Feature Importance in Gradient Boosting Trees with Cross-Validation Feature Selection
This addresses a fundamental flaw in GBM for practitioners relying on feature importance, though it is incremental as it builds on known biases.
The paper tackles the bias in feature importance measures of Gradient Boosting Machines due to categorical variable cardinality, showing that using cross-validated unbiased base learners significantly improves these measures while maintaining similar prediction accuracy.
Gradient Boosting Machines (GBM) are among the go-to algorithms on tabular data, which produce state of the art results in many prediction tasks. Despite its popularity, the GBM framework suffers from a fundamental flaw in its base learners. Specifically, most implementations utilize decision trees that are typically biased towards categorical variables with large cardinalities. The effect of this bias was extensively studied over the years, mostly in terms of predictive performance. In this work, we extend the scope and study the effect of biased base learners on GBM feature importance (FI) measures.
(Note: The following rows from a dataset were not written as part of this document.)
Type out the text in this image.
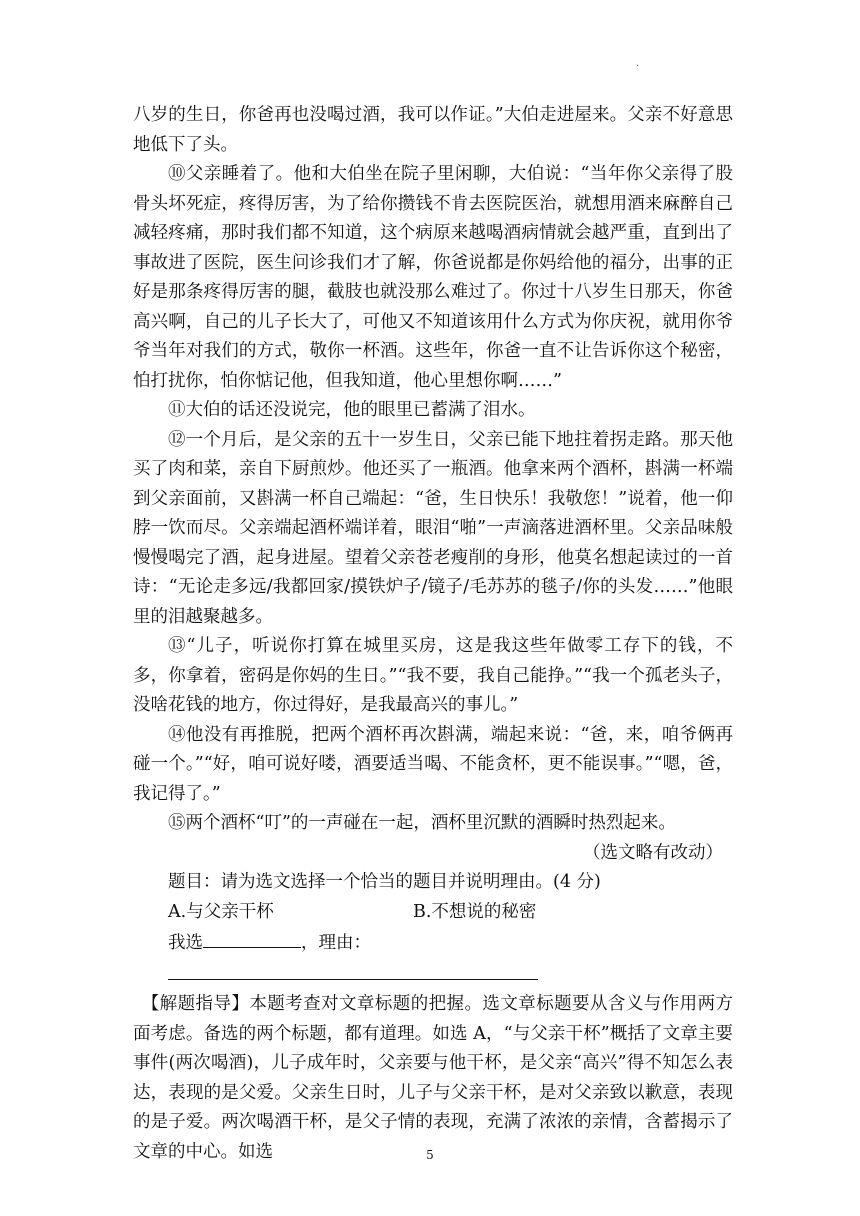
.

八岁的生日，你爸再也没喝过酒，我可以作证。”大伯走进屋来。父亲不好意思地低下了头。

⑩父亲睡着了。他和大伯坐在院子里闲聊，大伯说：“当年你父亲得了股骨头坏死症，疼得厉害，为了给你攒钱不肯去医院医治，就想用酒来麻醉自己减轻疼痛，那时我们都不知道，这个病原来越喝酒病情就会越严重，直到出了事故进了医院，医生问诊我们才了解，你爸说都是你妈给他的福分，出事的正好是那条疼得厉害的腿，截肢也就没那么难过了。你过十八岁生日那天，你爸高兴啊，自己的儿子长大了，可他又不知道该用什么方式为你庆祝，就用你爷爷当年对我们的方式，敬你一杯酒。这些年，你爸一直不让告诉你这个秘密，怕打扰你，怕你惦记他，但我知道，他心里想你啊……”

⑪大伯的话还没说完，他的眼里已蓄满了泪水。

⑫一个月后，是父亲的五十一岁生日，父亲已能下地拄着拐走路。那天他买了肉和菜，亲自下厨煎炒。他还买了一瓶酒。他拿来两个酒杯，斟满一杯端到父亲面前，又斟满一杯自己端起：“爸，生日快乐！我敬您！”说着，他一仰脖一饮而尽。父亲端起酒杯端详着，眼泪“啪”一声滴落进酒杯里。父亲品味般慢慢喝完了酒，起身进屋。望着父亲苍老瘦削的身形，他莫名想起读过的一首诗：“无论走多远/我都回家/摸铁炉子/镜子/毛苏苏的毯子/你的头发……”他眼里的泪越聚越多。

⑬“儿子，听说你打算在城里买房，这是我这些年做零工存下的钱，不多，你拿着，密码是你妈的生日。”“我不要，我自己能挣。”“我一个孤老头子，没啥花钱的地方，你过得好，是我最高兴的事儿。”

⑭他没有再推脱，把两个酒杯再次斟满，端起来说：“爸，来，咱爷俩再碰一个。”“好，咱可说好喽，酒要适当喝、不能贪杯，更不能误事。”“嗯，爸，我记得了。”

⑮两个酒杯“叮”的一声碰在一起，酒杯里沉默的酒瞬时热烈起来。

（选文略有改动）

题目：请为选文选择一个恰当的题目并说明理由。(4 分)

A.与父亲干杯	B.不想说的秘密

我选	，理由：

【解题指导】本题考查对文章标题的把握。选文章标题要从含义与作用两方面考虑。备选的两个标题，都有道理。如选 A，“与父亲干杯”概括了文章主要事件(两次喝酒)，儿子成年时，父亲要与他干杯，是父亲“高兴”得不知怎么表达，表现的是父爱。父亲生日时，儿子与父亲干杯，是对父亲致以歉意，表现的是子爱。两次喝酒干杯，是父子情的表现，充满了浓浓的亲情，含蓄揭示了文章的中心。如选	5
We show that although these implementation demonstrate highly competitive predictive performance, they still, surprisingly, suffer from bias in FI. By utilizing cross-validated (CV) unbiased base learners, we fix this flaw at a relatively low computational cost. We demonstrate the suggested framework in a variety of synthetic and real-world setups, showing a significant improvement in all GBM FI measures while maintaining relatively the same level of prediction accuracy.